Une décision controversée du ministère de l’Éducation pourrait compromettre l’accès aux soins de santé, en particulier dans les zones rurales, en retirant le statut de « diplôme professionnel » aux formations d’infirmières et d’infirmiers praticiens. Cette modification pourrait entraîner une réduction significative du financement pour les étudiants et les professionnels de ces secteurs, aggravant une pénurie déjà critique.
La mesure, qui pourrait être finalisée en juillet 2026, exclurait les infirmières, les infirmières praticiennes (IP) et les assistants médicaux de la liste des diplômes éligibles à un soutien financier accru. Les conséquences pourraient être lourdes : une diminution du nombre d’étudiants en sciences infirmières, une baisse des taux de diplomation et, in fine, une réduction de la main-d’œuvre disponible pour répondre aux besoins croissants de la population.
Selon les experts, cette décision ne relève pas seulement d’une politique financière, mais aussi d’une politique de l’emploi qui va à l’encontre des besoins actuels. « Nous devons augmenter, et non réduire, le personnel de santé », souligne le Dr Chris Seitz, médecin urgentiste et PDG de GardienMD.
La pénurie de médecins est un problème persistant, et cette nouvelle a suscité l’inquiétude dans le secteur. Les responsables des établissements de santé prévoient de s’appuyer de plus en plus sur les infirmiers praticiens et les assistants médicaux pour élargir la capacité de soins. Pour beaucoup, ce n’est plus une option, mais une nécessité.
La situation est particulièrement préoccupante dans les zones rurales, où l’accès aux soins est déjà limité. L’Association médicale américaine estime que 65 % des zones rurales sont confrontées à une pénurie de médecins de premier recours. Les infirmiers praticiens jouent un rôle crucial pour combler cette lacune : près de 90 % des 355 000 infirmiers praticiens autorisés aux États-Unis sont formés aux soins primaires, et 70 % exercent dans ce domaine.
Selon les chiffres disponibles, plus de 34 % des Américains – soit plus de 120 millions de personnes – vivent dans des « déserts de soins de santé », des zones où l’accès aux soins médicaux est insuffisant. Réduire le nombre de professionnels de la santé ne ferait qu’aggraver cette situation.
« Ces cliniciens ne constituent pas un plan de secours, ils sont le plan », insiste le Dr Seitz.

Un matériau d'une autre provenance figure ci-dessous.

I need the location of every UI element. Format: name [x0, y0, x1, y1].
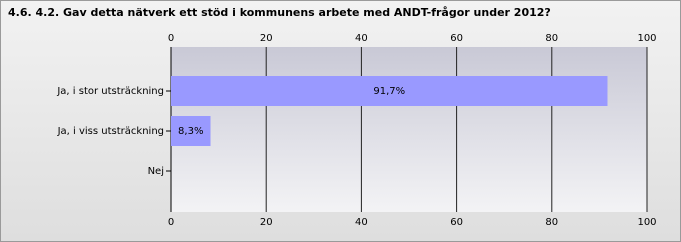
x-tick-label: 40	[355, 217, 368, 228]
x-tick-label: 0	[168, 217, 174, 228]
x-tick-label: 100	[637, 33, 656, 44]
value-label: 91,7%	[373, 86, 405, 97]
x-tick-label: 60	[450, 33, 463, 44]
y-tick-label: Ja, i viss utsträckning	[57, 126, 164, 137]
x-tick-label: 20	[260, 217, 273, 228]
x-tick-label: 60	[450, 217, 463, 228]
chart-title: 4.6. 4.2. Gav detta nätverk ett stöd i k…	[8, 6, 551, 19]
y-tick-label: Ja, i stor utsträckning	[56, 86, 164, 97]
x-tick-label: 100	[637, 217, 656, 228]
x-tick-label: 40	[355, 33, 368, 44]
x-tick-label: 80	[545, 217, 558, 228]
x-tick-label: 80	[545, 33, 558, 44]
value-label: 8,3%	[178, 126, 203, 137]
plot-area	[171, 47, 647, 212]
x-tick-label: 0	[168, 33, 174, 44]
y-tick-label: Nej	[148, 166, 164, 177]
x-tick-label: 20	[260, 33, 273, 44]
bar	[171, 116, 211, 146]
bar	[171, 76, 608, 106]
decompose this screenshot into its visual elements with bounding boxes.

Ils sont déjà en première ligne pour les soins primaires, la gestion des maladies chroniques, l’accès aux soins d’urgence et d’autres services essentiels.
Avec une population vieillissante et une prévalence croissante des maladies chroniques – trois adultes sur quatre en souffrent d’au moins une, et plus de la moitié d’au moins deux – le besoin de professionnels axés sur la prévention et le bien-être est plus important que jamais. De nouvelles approches, comme l’hydratation intraveineuse, la thérapie par la lumière rouge et le yoga, gagnent en popularité, soulignant l’évolution de la perception de la santé par les individus.
Plus de 100 législateurs des deux partis ont déjà envoyé une lettre au ministère de l’Éducation en décembre dernier, l’exhortant à inclure les diplômes d’études supérieures en sciences infirmières dans la définition de « diplôme professionnel ». Il est crucial que les professionnels de la santé et les citoyens concernés fassent entendre leur voix pour préserver l’accès aux soins et soutenir ces professions essentielles.